Entrepreneurs are coming out of the gate smarter, further ahead, and more investable. There is also easy-accessible data available to anyone who signs a non-disclosure agreement, offering a glimpse as to how much smarter, further ahead, and more investable these startups are.

That data is what Social Capital is banking on, so to speak. And they're not alone. VCs are starting to shift from an emphasis on relationships to an emphasis on data -- just like every other industry the world over. But it doesn't mean that the concept of "team makeup" is no longer important, it just means that "gut" is finally starting to be replaced by "facts."

This is great, because it means less of a reliance on bias when deciding which startups to fund.

It doesn't mean that the rest of the world is now game-on for Valley VCs. But add Skype, Dropbox, Google Docs, Slack, Trello, and a growing startup hub-and-spoke system, and Valley VCs can be just as remote-work-oriented as the rest of us have been for a decade.

It doesn't mean that you'll be able to get funded "sight unseen," which is an angle that most of the media around the Social Capital announcement are leaning on, but it does mean that "sight unseen" is a possibility, which means that the old sticky thing about having to be in a room with the founders to see what makes them tick before writing checks is going to sound like even more of an excuse than it does today.

Yeah, what makes a founder tick is important, but if whatever is ticking inside that founder is resulting in triple-digit quarter-over-quarter recurring revenue growth, then do you really have to be in a room with that founder to absorb and verify it?

I mean, come on, it's just a gut guess anyway, right?
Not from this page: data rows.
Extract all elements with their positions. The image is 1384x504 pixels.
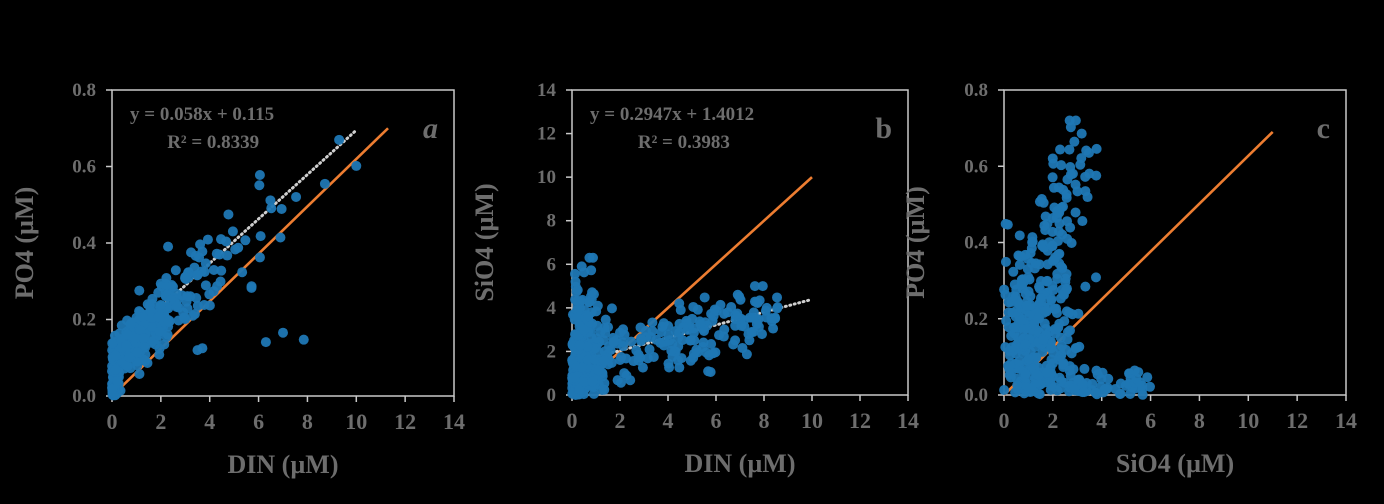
- svg-text:6: 6: [253, 409, 264, 434]
- svg-text:4: 4: [204, 409, 215, 434]
- svg-text:12: 12: [394, 409, 416, 434]
- svg-text:0.6: 0.6: [964, 156, 988, 177]
- svg-text:DIN (µM): DIN (µM): [684, 449, 795, 478]
- svg-text:0: 0: [567, 408, 578, 433]
- svg-text:8: 8: [302, 409, 313, 434]
- svg-text:PO4 (µM): PO4 (µM): [901, 186, 930, 298]
- svg-text:4: 4: [663, 408, 674, 433]
- svg-text:0.0: 0.0: [964, 385, 988, 406]
- svg-text:10: 10: [1237, 408, 1259, 433]
- svg-text:0.8: 0.8: [72, 80, 96, 101]
- svg-text:y = 0.2947x + 1.4012: y = 0.2947x + 1.4012: [590, 104, 754, 125]
- svg-text:8: 8: [1194, 408, 1205, 433]
- svg-text:0.0: 0.0: [72, 386, 96, 407]
- svg-text:10: 10: [537, 167, 556, 188]
- svg-text:2: 2: [547, 341, 557, 362]
- svg-text:0.2: 0.2: [964, 309, 988, 330]
- svg-text:0.4: 0.4: [72, 233, 96, 254]
- svg-text:12: 12: [1286, 408, 1308, 433]
- svg-text:0.4: 0.4: [964, 233, 988, 254]
- svg-text:R² = 0.3983: R² = 0.3983: [638, 132, 730, 153]
- svg-text:0: 0: [547, 385, 557, 406]
- svg-text:14: 14: [443, 409, 465, 434]
- svg-text:10: 10: [801, 408, 823, 433]
- svg-text:0.8: 0.8: [964, 80, 988, 101]
- svg-text:12: 12: [537, 124, 556, 145]
- svg-text:4: 4: [1096, 408, 1107, 433]
- svg-text:0.6: 0.6: [72, 157, 96, 178]
- svg-text:2: 2: [155, 409, 166, 434]
- svg-text:6: 6: [547, 254, 557, 275]
- svg-text:0: 0: [999, 408, 1010, 433]
- svg-text:4: 4: [547, 298, 557, 319]
- svg-text:14: 14: [1335, 408, 1357, 433]
- svg-text:PO4 (µM): PO4 (µM): [10, 187, 39, 299]
- svg-text:R² = 0.8339: R² = 0.8339: [167, 132, 259, 153]
- svg-text:0: 0: [107, 409, 118, 434]
- svg-text:8: 8: [759, 408, 770, 433]
- svg-text:c: c: [1317, 112, 1330, 145]
- svg-text:10: 10: [345, 409, 367, 434]
- svg-text:12: 12: [849, 408, 871, 433]
- svg-text:8: 8: [547, 211, 557, 232]
- svg-text:a: a: [423, 112, 438, 145]
- svg-text:DIN (µM): DIN (µM): [227, 450, 338, 479]
- svg-text:SiO4 (µM): SiO4 (µM): [470, 183, 499, 301]
- svg-text:6: 6: [711, 408, 722, 433]
- svg-text:b: b: [875, 112, 892, 145]
- svg-text:14: 14: [537, 80, 557, 101]
- svg-text:2: 2: [615, 408, 626, 433]
- svg-text:14: 14: [897, 408, 919, 433]
- svg-text:6: 6: [1145, 408, 1156, 433]
- svg-text:2: 2: [1047, 408, 1058, 433]
- svg-text:0.2: 0.2: [72, 310, 96, 331]
- svg-text:SiO4 (µM): SiO4 (µM): [1116, 449, 1234, 478]
- svg-text:y = 0.058x + 0.115: y = 0.058x + 0.115: [130, 104, 274, 125]
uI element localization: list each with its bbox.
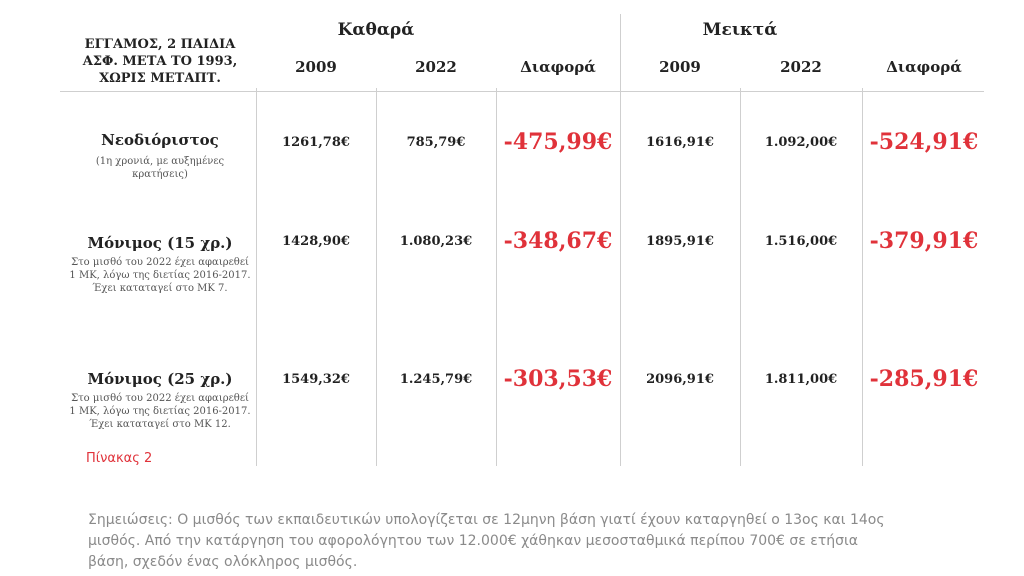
row-note-line: Στο μισθό του 2022 έχει αφαιρεθεί <box>71 257 249 268</box>
col-header-gross-2022: 2022 <box>780 58 822 76</box>
cell-r3-net-2022: 1.245,79€ <box>399 372 473 387</box>
footnote-line-1: Σημειώσεις: Ο μισθός των εκπαιδευτικών υ… <box>88 512 885 528</box>
cell-r3-gross-2022: 1.811,00€ <box>764 372 838 387</box>
grid-vline-2 <box>376 88 377 466</box>
row-note-line: Έχει καταταγεί στο ΜΚ 7. <box>92 283 228 294</box>
cell-r2-net-diff: -348,67€ <box>503 228 613 254</box>
row-note-line: 1 ΜΚ, λόγω της διετίας 2016-2017. <box>69 406 251 417</box>
cell-r2-gross-diff: -379,91€ <box>869 228 979 254</box>
col-header-gross-2009: 2009 <box>659 58 701 76</box>
cell-r2-net-2022: 1.080,23€ <box>399 234 473 249</box>
cell-r2-gross-2022: 1.516,00€ <box>764 234 838 249</box>
cell-r3-net-diff: -303,53€ <box>503 366 613 392</box>
col-header-gross-diff: Διαφορά <box>886 58 962 76</box>
row-title-new-appointee: Νεοδιόριστος <box>101 131 219 149</box>
col-header-net-2022: 2022 <box>415 58 457 76</box>
row-note-line: κρατήσεις) <box>132 169 188 180</box>
row-note-line: (1η χρονιά, με αυξημένες <box>95 156 225 167</box>
cell-r1-net-2022: 785,79€ <box>406 135 466 150</box>
row-note-permanent-15: Στο μισθό του 2022 έχει αφαιρεθεί 1 ΜΚ, … <box>60 256 260 295</box>
row-note-line: Στο μισθό του 2022 έχει αφαιρεθεί <box>71 393 249 404</box>
cell-r3-net-2009: 1549,32€ <box>282 372 350 387</box>
footnote-line-2: μισθός. Από την κατάργηση του αφορολόγητ… <box>88 533 859 549</box>
cell-r3-gross-diff: -285,91€ <box>869 366 979 392</box>
cell-r1-net-2009: 1261,78€ <box>282 135 350 150</box>
group-header-net: Καθαρά <box>337 20 415 40</box>
cell-r1-gross-2022: 1.092,00€ <box>764 135 838 150</box>
row-note-line: 1 ΜΚ, λόγω της διετίας 2016-2017. <box>69 270 251 281</box>
grid-hline-header <box>60 91 984 92</box>
corner-line-2: ΑΣΦ. ΜΕΤΑ ΤΟ 1993, <box>82 54 238 69</box>
row-note-line: Έχει καταταγεί στο ΜΚ 12. <box>89 419 231 430</box>
footnote-line-3: βάση, σχεδόν ένας ολόκληρος μισθός. <box>88 554 358 570</box>
cell-r1-gross-diff: -524,91€ <box>869 129 979 155</box>
row-title-permanent-15: Μόνιμος (15 χρ.) <box>87 234 233 252</box>
grid-vline-3 <box>496 88 497 466</box>
cell-r2-net-2009: 1428,90€ <box>282 234 350 249</box>
grid-vline-4 <box>620 14 621 466</box>
grid-vline-6 <box>862 88 863 466</box>
row-note-new-appointee: (1η χρονιά, με αυξημένες κρατήσεις) <box>60 155 260 181</box>
row-note-permanent-25: Στο μισθό του 2022 έχει αφαιρεθεί 1 ΜΚ, … <box>60 392 260 431</box>
table-caption: Πίνακας 2 <box>86 451 153 466</box>
col-header-net-2009: 2009 <box>295 58 337 76</box>
table-corner-label: ΕΓΓΑΜΟΣ, 2 ΠΑΙΔΙΑ ΑΣΦ. ΜΕΤΑ ΤΟ 1993, ΧΩΡ… <box>60 36 260 87</box>
corner-line-1: ΕΓΓΑΜΟΣ, 2 ΠΑΙΔΙΑ <box>84 37 236 52</box>
cell-r1-gross-2009: 1616,91€ <box>646 135 714 150</box>
footnotes: Σημειώσεις: Ο μισθός των εκπαιδευτικών υ… <box>88 510 988 573</box>
corner-line-3: ΧΩΡΙΣ ΜΕΤΑΠΤ. <box>99 71 221 86</box>
grid-vline-1 <box>256 88 257 466</box>
cell-r2-gross-2009: 1895,91€ <box>646 234 714 249</box>
cell-r3-gross-2009: 2096,91€ <box>646 372 714 387</box>
grid-vline-5 <box>740 88 741 466</box>
cell-r1-net-diff: -475,99€ <box>503 129 613 155</box>
row-title-permanent-25: Μόνιμος (25 χρ.) <box>87 370 233 388</box>
col-header-net-diff: Διαφορά <box>520 58 596 76</box>
group-header-gross: Μεικτά <box>702 20 778 40</box>
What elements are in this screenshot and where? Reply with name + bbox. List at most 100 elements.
It doesn't mean that biases about women founders, minority founders, older founders, hell, any type of founder that isn't a blonde, blue-eyed, khaki wearing, Stanford dude, are going to go away, but it does make it harder for biases to drown out data.

So this is the beginning of a decent trend.
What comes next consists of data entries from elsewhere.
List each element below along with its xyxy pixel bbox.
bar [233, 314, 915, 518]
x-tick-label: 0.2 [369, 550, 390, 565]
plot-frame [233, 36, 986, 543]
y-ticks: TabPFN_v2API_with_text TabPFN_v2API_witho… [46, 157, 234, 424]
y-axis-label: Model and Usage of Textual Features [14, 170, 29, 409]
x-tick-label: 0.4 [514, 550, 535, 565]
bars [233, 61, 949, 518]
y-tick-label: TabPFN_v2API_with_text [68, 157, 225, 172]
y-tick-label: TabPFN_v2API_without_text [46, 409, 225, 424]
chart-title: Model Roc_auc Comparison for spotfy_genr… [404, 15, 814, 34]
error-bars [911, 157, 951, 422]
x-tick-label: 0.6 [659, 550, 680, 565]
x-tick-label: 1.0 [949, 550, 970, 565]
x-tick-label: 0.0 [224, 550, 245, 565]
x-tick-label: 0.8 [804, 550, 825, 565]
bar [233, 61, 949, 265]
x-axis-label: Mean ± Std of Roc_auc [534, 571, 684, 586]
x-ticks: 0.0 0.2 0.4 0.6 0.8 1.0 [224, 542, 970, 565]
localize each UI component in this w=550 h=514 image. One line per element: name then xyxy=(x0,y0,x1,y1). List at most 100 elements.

But guess what? As those VCs are evolving beyond the confines of what their eyes tell them, the entrepreneurs are going to have to evolve too.

I've said this a million times and I'll probably say it a million times more: An entrepreneur shouldn't even think about raising VC money until they know exactly why they need it. Taken to the next logical step, the only real way for an entrepreneur to know they're ready is to be able to make reasonable guesses as to what their data is telling them.

There's no longer any excuse for not having a good sense of how much your company is worth before investment (called "pre-money valuation"). So before you even think about a pitch deck, you'll need to get cold, hard facts about current and future revenue, customer growth, market share, total addressable market, and all manner of data showing how potential customers will discover your product, when they'll buy it, how they'll buy it, and how you'll get them to buy more of it on a regular basis.

Not guesses. Facts.

"Send me your pitch deck" is very quickly being replaced by "Send me your dashboard." And while that's a lot harder to put together, it's going to say a lot more about how fundable your business is.